Straight to a vote looking pretty good right now. Why do Republicans let the democrats play their games?

Was just watching replay on C-Span but the whining of Finestine was to much.

The Dems make two contradictory arguments. 1. A believing Catholic can not be trusted to ignore her personal feeling instead of relying on the rule of law. 2. Judges must rule based on emotional reactions e.g. some Vermonter might loose his health plan, instead of the rule of law.
In truth, the left does not believe in the rule of law.

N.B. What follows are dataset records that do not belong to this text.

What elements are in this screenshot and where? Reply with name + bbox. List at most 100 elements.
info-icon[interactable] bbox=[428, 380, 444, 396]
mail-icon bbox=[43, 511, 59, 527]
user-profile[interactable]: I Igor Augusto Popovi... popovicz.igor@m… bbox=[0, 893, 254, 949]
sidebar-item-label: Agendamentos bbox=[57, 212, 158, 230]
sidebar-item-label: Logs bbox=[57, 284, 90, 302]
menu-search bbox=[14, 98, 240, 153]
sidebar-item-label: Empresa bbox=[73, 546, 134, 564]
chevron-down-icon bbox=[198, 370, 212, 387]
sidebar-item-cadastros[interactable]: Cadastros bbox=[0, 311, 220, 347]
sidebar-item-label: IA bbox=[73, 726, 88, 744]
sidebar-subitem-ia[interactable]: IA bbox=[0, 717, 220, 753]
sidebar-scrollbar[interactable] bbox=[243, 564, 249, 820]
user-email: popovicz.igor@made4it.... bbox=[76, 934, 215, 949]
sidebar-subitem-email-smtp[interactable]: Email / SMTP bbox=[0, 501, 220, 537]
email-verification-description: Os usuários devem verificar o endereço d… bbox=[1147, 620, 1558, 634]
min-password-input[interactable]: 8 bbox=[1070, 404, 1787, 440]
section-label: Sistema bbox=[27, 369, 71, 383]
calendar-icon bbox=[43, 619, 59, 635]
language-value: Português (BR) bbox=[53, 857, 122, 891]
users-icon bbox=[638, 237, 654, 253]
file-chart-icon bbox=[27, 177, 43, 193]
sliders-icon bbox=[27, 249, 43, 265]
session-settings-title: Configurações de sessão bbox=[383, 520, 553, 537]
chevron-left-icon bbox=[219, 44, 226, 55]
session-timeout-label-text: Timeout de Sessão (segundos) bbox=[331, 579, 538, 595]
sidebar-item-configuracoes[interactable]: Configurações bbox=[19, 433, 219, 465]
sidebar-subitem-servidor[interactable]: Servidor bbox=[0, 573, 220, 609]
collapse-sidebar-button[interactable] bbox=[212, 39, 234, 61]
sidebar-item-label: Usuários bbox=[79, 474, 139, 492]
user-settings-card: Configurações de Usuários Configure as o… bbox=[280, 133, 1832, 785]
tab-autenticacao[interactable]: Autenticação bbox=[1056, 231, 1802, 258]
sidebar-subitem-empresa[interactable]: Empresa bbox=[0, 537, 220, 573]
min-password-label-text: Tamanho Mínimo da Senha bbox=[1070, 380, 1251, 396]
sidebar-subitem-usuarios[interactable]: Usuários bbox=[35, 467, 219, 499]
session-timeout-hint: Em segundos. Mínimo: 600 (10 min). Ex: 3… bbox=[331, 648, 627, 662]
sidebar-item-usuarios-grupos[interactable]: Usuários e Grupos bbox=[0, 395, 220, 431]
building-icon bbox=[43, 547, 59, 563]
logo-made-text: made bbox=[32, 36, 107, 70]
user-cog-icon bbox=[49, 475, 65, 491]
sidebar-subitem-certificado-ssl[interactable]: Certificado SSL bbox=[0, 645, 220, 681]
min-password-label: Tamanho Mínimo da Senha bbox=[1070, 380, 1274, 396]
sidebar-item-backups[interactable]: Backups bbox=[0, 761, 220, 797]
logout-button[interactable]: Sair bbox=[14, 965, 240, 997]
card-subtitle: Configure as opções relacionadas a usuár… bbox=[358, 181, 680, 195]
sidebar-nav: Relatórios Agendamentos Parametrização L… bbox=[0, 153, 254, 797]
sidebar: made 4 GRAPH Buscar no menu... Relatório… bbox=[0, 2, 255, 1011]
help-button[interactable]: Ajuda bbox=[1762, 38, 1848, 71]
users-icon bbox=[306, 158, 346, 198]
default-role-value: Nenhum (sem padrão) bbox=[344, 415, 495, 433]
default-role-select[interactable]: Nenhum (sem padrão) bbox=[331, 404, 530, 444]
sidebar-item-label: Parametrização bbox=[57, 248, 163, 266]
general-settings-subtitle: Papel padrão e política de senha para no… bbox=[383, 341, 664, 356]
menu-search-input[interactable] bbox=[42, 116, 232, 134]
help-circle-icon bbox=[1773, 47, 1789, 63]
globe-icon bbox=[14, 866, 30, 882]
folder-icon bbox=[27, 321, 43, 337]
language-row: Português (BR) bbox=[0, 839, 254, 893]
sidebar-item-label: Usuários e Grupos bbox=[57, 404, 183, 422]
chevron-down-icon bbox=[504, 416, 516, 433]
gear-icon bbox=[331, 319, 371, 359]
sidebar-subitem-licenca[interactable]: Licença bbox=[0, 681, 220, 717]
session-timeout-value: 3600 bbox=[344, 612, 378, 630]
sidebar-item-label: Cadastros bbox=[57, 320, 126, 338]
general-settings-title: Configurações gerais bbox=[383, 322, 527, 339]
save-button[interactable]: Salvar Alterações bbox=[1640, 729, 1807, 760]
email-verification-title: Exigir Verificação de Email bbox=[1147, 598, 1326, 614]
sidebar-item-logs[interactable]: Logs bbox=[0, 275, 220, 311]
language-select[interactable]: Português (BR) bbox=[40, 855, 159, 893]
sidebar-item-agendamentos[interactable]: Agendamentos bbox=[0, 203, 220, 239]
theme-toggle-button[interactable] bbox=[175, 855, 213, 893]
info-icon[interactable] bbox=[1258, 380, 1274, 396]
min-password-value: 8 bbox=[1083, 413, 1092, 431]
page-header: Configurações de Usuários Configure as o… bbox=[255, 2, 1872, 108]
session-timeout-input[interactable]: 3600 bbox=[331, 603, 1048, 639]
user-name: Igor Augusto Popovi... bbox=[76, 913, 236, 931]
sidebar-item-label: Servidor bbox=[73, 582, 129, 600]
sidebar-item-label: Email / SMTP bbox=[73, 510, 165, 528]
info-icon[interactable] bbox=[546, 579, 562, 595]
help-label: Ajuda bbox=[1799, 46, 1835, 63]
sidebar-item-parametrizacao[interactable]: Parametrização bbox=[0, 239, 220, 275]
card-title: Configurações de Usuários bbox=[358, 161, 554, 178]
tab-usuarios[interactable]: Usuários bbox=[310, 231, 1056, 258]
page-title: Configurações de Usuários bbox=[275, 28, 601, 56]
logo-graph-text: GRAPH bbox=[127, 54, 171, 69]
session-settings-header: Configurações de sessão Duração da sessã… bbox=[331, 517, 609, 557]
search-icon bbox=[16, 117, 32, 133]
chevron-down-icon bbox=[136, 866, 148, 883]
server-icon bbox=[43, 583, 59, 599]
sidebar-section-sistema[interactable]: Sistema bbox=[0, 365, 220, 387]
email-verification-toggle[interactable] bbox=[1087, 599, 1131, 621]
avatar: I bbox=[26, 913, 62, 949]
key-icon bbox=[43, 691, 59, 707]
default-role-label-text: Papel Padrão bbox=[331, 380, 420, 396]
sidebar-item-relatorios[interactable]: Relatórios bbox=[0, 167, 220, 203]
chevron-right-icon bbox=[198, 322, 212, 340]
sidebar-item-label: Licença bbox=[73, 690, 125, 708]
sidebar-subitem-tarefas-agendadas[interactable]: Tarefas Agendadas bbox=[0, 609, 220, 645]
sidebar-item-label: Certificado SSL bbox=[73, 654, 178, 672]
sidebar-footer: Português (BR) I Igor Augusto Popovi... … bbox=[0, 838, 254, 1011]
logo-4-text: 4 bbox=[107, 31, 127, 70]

I don’t trust her. She’s pandering to women. What you want is good character like Justice Thomas’s, stick to the job and don’t be corrupt.

E.g. the inclination to adopt orphans from s**thole countires is a warning sign, not a positive point. She could slip into rule by feelings any time, if she sees it as a plus for judicial confirmation.

It’s good for her soul but not good for a judge. Quite the opposite. Run for President of Oberlin if you want rule by feelings.

I wonder why Barrett’s religion has the Left in fits while Ilhan Omar’s doesn’t?